Fig. 5.

Mechanism of inhibition by Pus4. (A) The competitive binding of Pus4 and the BMV CP to SLD4. The purified BMV CP was printed on the glass slides as 12 arrays with quadruplicate per array. For each binding assay, duplicate arrays were incubated with Cy3-SLD4 and competitor proteins. The Cy3-SLD4 was premixed with BSA (0.2 mg/ml), Qri1, App1, or Pus4 at 1:1 or 2:1 (protein to SLD4) molar ratios. The median of fluorescence density (F532) was used as binding signal. Each data point was averaged from eight binding signals (±SEM). (B) The binding of Pus4 to SLD4 versus mSLD4. The purified Pus4 were printed on the glass slides as 12 arrays with quadruplicate per array. Each binding assay was performed in duplicate with Cy3-SLD4 or Cy3-mSLD4 at concentrations of 0.2, 0.5, 2.0, and 10 μM. The median of fluorescence density (F532) was taken as the binding signal.
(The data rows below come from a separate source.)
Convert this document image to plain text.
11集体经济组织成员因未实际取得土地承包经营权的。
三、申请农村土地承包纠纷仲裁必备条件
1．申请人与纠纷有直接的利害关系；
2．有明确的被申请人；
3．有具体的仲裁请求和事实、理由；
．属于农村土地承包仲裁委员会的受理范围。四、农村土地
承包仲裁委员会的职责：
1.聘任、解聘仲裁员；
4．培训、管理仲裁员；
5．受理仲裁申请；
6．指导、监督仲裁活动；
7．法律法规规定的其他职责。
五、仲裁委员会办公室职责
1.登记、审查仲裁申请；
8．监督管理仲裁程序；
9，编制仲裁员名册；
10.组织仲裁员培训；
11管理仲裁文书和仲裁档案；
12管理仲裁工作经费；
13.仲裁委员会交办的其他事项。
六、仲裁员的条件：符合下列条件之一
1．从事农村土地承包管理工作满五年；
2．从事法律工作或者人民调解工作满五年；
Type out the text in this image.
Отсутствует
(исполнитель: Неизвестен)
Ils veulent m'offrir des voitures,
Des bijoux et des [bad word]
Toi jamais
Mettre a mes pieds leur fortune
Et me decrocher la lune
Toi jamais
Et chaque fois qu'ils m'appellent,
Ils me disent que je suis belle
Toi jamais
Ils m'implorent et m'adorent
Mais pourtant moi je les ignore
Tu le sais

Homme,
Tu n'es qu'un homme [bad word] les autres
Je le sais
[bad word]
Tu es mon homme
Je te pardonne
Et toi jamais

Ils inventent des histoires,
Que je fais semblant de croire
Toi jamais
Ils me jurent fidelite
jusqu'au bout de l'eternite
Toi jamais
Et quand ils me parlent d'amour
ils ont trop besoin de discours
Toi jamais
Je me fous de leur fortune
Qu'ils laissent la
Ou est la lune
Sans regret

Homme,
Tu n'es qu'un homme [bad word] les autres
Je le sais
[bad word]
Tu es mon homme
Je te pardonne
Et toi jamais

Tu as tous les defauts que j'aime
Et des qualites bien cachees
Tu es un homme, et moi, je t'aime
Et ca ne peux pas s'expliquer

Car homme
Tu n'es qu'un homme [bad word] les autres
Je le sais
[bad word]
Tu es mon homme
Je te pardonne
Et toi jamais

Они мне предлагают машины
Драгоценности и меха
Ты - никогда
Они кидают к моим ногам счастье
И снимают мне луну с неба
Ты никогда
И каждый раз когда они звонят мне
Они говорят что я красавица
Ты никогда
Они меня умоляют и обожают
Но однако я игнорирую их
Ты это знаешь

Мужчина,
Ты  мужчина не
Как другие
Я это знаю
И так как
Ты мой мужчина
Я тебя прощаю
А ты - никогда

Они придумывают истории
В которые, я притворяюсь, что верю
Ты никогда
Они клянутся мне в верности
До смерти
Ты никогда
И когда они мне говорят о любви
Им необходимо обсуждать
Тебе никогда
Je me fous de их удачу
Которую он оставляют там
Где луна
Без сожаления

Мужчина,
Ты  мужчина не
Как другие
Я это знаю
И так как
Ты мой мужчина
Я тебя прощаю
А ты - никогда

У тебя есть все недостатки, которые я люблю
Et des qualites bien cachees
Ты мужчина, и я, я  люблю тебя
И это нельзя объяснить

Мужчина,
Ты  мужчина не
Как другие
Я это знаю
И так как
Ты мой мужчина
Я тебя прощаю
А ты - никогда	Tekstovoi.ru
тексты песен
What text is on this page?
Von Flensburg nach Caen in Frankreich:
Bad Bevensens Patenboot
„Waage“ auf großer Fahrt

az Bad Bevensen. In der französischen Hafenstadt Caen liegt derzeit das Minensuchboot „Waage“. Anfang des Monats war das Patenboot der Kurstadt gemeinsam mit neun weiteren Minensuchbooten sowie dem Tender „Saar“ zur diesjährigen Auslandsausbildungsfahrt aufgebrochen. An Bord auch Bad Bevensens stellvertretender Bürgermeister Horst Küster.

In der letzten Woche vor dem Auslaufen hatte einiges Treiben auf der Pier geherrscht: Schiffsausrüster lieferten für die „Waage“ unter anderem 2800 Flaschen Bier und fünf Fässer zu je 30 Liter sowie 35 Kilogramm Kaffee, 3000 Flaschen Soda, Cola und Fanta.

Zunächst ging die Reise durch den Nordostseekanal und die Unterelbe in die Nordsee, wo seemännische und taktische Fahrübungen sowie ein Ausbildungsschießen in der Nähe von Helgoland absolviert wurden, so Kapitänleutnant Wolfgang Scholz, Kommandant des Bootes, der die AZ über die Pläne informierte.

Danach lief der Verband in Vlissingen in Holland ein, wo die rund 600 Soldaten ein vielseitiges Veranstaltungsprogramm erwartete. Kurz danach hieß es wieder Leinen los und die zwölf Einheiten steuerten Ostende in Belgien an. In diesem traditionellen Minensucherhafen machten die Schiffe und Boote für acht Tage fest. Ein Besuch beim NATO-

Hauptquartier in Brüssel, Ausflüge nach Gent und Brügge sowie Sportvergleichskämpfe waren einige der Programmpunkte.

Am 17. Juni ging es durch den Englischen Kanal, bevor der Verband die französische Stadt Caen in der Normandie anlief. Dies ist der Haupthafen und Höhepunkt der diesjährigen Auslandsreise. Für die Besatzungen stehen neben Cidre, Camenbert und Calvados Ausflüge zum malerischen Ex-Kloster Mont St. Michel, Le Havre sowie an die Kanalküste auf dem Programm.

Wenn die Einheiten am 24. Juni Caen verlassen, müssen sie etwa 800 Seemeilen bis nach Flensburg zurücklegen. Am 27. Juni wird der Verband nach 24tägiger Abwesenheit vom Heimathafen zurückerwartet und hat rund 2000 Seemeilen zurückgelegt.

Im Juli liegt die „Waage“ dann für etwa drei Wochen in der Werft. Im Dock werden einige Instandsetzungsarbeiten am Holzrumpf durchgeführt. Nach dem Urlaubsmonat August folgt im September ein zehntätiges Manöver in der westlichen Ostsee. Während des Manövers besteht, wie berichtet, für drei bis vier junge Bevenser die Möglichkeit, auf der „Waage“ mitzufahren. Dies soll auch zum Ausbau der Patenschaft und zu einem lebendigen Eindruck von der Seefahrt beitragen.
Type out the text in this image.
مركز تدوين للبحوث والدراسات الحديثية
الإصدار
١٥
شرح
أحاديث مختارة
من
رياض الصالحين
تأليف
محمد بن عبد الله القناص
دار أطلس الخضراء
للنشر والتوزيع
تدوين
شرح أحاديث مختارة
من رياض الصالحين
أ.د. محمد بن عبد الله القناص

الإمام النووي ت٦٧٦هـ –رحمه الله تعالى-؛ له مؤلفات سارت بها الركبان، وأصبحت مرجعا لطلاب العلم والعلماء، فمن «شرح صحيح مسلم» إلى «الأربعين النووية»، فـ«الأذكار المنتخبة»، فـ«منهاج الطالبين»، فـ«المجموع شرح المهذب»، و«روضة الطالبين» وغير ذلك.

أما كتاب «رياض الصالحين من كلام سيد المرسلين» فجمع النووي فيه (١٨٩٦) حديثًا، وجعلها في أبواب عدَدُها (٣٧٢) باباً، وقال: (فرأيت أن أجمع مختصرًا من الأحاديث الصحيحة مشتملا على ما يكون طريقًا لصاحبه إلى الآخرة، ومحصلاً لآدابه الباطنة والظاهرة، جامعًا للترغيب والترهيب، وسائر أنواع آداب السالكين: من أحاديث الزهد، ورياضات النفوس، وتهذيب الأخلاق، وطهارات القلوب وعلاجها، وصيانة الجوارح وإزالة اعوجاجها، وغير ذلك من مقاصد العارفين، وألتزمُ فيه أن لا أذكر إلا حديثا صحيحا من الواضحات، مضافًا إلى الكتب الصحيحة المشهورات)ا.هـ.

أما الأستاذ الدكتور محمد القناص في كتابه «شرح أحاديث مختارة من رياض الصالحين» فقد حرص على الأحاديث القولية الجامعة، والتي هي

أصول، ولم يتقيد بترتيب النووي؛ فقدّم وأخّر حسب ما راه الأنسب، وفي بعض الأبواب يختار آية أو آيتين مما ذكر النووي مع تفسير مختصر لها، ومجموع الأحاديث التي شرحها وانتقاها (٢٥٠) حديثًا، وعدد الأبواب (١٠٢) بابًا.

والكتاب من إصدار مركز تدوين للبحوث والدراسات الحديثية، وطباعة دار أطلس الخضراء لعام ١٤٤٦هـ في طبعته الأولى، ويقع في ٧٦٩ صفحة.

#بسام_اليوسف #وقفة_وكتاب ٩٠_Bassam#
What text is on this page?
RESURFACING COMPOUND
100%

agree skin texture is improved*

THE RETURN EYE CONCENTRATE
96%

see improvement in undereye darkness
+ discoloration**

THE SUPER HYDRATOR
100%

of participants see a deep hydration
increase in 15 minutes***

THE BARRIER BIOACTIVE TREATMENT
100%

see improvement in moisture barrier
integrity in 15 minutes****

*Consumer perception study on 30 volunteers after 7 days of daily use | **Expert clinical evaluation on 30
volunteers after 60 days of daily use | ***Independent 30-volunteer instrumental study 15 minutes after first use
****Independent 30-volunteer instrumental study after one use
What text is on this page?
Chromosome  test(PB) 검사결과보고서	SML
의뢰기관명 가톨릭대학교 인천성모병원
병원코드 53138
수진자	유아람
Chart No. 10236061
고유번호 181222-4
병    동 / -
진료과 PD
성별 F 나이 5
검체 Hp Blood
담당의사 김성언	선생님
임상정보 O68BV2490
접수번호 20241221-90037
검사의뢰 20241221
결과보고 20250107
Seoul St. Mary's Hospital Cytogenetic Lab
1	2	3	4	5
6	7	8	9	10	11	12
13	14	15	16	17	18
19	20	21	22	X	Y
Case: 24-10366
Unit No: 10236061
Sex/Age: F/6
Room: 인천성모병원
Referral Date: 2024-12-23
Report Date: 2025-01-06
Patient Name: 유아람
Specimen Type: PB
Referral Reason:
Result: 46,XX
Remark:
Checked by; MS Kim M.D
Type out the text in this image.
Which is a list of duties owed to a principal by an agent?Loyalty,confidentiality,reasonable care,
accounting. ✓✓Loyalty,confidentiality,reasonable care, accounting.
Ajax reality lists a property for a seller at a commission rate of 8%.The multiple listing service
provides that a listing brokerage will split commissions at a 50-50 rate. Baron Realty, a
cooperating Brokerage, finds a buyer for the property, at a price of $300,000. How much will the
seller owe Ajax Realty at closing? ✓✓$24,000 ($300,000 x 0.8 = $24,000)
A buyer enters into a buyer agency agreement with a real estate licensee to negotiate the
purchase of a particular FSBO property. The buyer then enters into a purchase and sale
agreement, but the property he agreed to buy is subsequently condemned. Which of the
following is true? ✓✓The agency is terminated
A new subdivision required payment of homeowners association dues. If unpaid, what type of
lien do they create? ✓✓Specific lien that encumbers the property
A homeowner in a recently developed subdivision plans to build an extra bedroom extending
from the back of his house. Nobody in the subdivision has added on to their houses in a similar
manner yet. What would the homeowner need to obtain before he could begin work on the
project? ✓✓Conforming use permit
Each data point was averaged from binding signals of eight spots (±SEM). (C) The active site of Pus4 is not required for inhibition of the plus-strand BMV RNA3 and RNA4 accumulation. The Agrobacterium cultures expressing Pus4, mPus4, and App1 were infiltrated at an OD₅₉₅ of 0.5. (D) Electron micrographs of the uranyl acetate-stained images from BMV virion reassembly reactions performed in the presence of BSA or Pus4 at equal concentration to the CP. (Scale bar, 50 nm.) (Insets) Averaged images of 50 individual particles from the reassembly reactions. Numbers at the bottom of the micrographs are the means and one standard error from four independent micrographs of each reassembly reaction.